B.C. hiking minimum wage

Wage will rise by $2.25 over the next year, province scraps training wage
|hrreporter.com|Last Updated: 03/17/2011

British Columbia will see its minimum wage rise to $10.25 by May 1, 2012.

Premier Christy Clark said the first hike in the wage takes affect on May 1, 2011, when it will rise from $8 to $8.75 an hour. It will go up again on Nov. 1, 2011, and May 1, 2012. (See chart below.)

She also said the province is scrapping the training wage on May 1, 2011, meaning all hourly paid employees will be entitled to the general minimum wage regardless of how long they have been in the paid labour force.

About 41,2000 workers in B.C. — or 2.3 per cent of the workforce — earn minimum wage, according to Statistics Canada figures supplied by the province.

“Raising the minimum wage and eliminating the training wage is a fair and reasonable step forward in putting families first and building our economy. This increase could mean more than $4,000 additional dollars annually for a full-time employee, providing more support to B.C. workers and the families who depend on them,” said Clark. “Businesses told us they needed time to adjust to increases in the minimum wage and we’re pleased we’ve been able to provide that certainty to them through three predictable stages.”

A special minimum wage for liquor servers will also be phased in, beginning May 1, 2011. It will be modelled on what now exists in Ontario for employees who serve liquor directly to customers or guests in licensed premises as a regular part of their work.

“We consulted with stakeholders and economic experts on their views about increasing the minimum wage. As a result of those discussions, it was determined that job impacts are minimized when minimum wage increases are done incrementally over time,” said Stephanie Cadieux, Minister of Labour, Citizens’ Services and Open Government. “Our approach to liquor servers will be in line with what already exists in Ontario. In that province, the alcohol server rate has allowed the general minimum wage to increase while maintaining and supporting jobs in the food and beverage service sector.”

Minimum wage increase schedule

Date

Rate per hour

Current

$8

May 1, 2011

$8.75

Nov. 1, 2011

$9.50

May 1, 2012

$10.25

Other notes about the minimum wage increase

Workers who are subject to alternate minimum pay provisions will receive corresponding increases on a percentage basis.

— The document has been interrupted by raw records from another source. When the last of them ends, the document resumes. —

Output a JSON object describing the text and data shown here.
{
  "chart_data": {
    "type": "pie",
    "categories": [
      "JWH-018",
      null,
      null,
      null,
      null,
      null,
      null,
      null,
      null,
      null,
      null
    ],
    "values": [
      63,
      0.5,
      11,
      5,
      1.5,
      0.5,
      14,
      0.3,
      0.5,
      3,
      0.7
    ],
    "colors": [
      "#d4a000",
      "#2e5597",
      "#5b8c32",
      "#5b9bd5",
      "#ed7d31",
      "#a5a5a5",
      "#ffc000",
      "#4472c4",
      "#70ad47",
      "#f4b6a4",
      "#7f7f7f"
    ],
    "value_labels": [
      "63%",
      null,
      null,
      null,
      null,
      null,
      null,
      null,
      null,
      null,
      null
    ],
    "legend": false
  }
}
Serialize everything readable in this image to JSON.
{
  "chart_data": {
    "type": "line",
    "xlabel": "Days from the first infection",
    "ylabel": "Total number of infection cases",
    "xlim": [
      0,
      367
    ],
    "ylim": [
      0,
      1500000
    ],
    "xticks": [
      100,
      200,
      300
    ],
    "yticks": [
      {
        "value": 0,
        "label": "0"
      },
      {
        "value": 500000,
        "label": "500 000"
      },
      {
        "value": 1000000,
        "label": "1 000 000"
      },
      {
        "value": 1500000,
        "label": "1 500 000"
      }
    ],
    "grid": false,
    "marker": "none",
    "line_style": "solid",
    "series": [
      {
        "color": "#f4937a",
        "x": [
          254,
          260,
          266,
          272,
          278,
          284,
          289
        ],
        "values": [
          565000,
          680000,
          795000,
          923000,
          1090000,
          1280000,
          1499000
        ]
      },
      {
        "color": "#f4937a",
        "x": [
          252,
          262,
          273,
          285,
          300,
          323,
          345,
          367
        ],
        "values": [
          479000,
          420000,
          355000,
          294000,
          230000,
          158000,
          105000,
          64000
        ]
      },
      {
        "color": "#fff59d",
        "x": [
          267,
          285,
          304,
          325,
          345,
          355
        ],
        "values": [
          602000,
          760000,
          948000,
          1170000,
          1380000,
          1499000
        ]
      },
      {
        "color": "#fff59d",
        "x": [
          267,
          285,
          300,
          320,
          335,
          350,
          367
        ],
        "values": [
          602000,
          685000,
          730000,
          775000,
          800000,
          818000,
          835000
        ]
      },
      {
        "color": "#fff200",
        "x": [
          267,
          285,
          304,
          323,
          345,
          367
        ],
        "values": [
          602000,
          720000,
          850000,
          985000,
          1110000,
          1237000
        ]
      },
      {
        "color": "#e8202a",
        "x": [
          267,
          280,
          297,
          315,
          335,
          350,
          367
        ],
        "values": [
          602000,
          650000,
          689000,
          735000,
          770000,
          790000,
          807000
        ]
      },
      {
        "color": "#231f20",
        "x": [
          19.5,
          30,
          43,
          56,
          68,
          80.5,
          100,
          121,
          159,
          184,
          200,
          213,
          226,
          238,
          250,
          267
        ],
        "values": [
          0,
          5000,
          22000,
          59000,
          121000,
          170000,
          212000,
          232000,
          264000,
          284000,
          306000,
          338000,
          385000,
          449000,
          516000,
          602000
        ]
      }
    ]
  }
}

Piece rates for hand harvesting certain crops will be adjusted as a percentage of the first phase of the general minimum wage and will be further reviewed by government.

Alcohol server wage for liquor servers

Date

Rate per hour

Today

$8

May 1, 2011

$8.50

Nov. 1, 2011

$8.75

May 1, 2012

$9

Note: The alcohol server wage will apply to employees who serve liquor directly to customers or guests in licensed premises as a regular part of their work.

Quick facts on B.C.’s minimum wage

There were approximately 1.8 million paid employees in B.C. in 2009.

According to Statistics Canada, 2.3 per cent of B.C. paid employees earned $8/hr or less (about 41,200 workers) in 2009.

The average hourly wage in B.C. in February 2011 was $23.16 — the third-highest hourly wage in the country, behind only Alberta ($25.65) and Ontario ($23.74). (February 2011 figures)

B.C.’s average hourly youth wage is $13.86 per hour — the third-highest in Canada, behind only Alberta ($15.69) and Saskatchewan ($14.79).

According to the 2009 B.C. Wage and Salary Survey conducted by B.C. Stats and Statistics Canada:

The most frequent wage for farm workers was $12.93 and the average starting wage for farm workers was $11.28.

The most frequent wage for food and beverage servers working full time was $10.15 (not including tips).

For retail salespersons and clerks, the most frequently paid wage was $14.61 and the average starting wage was $12.16.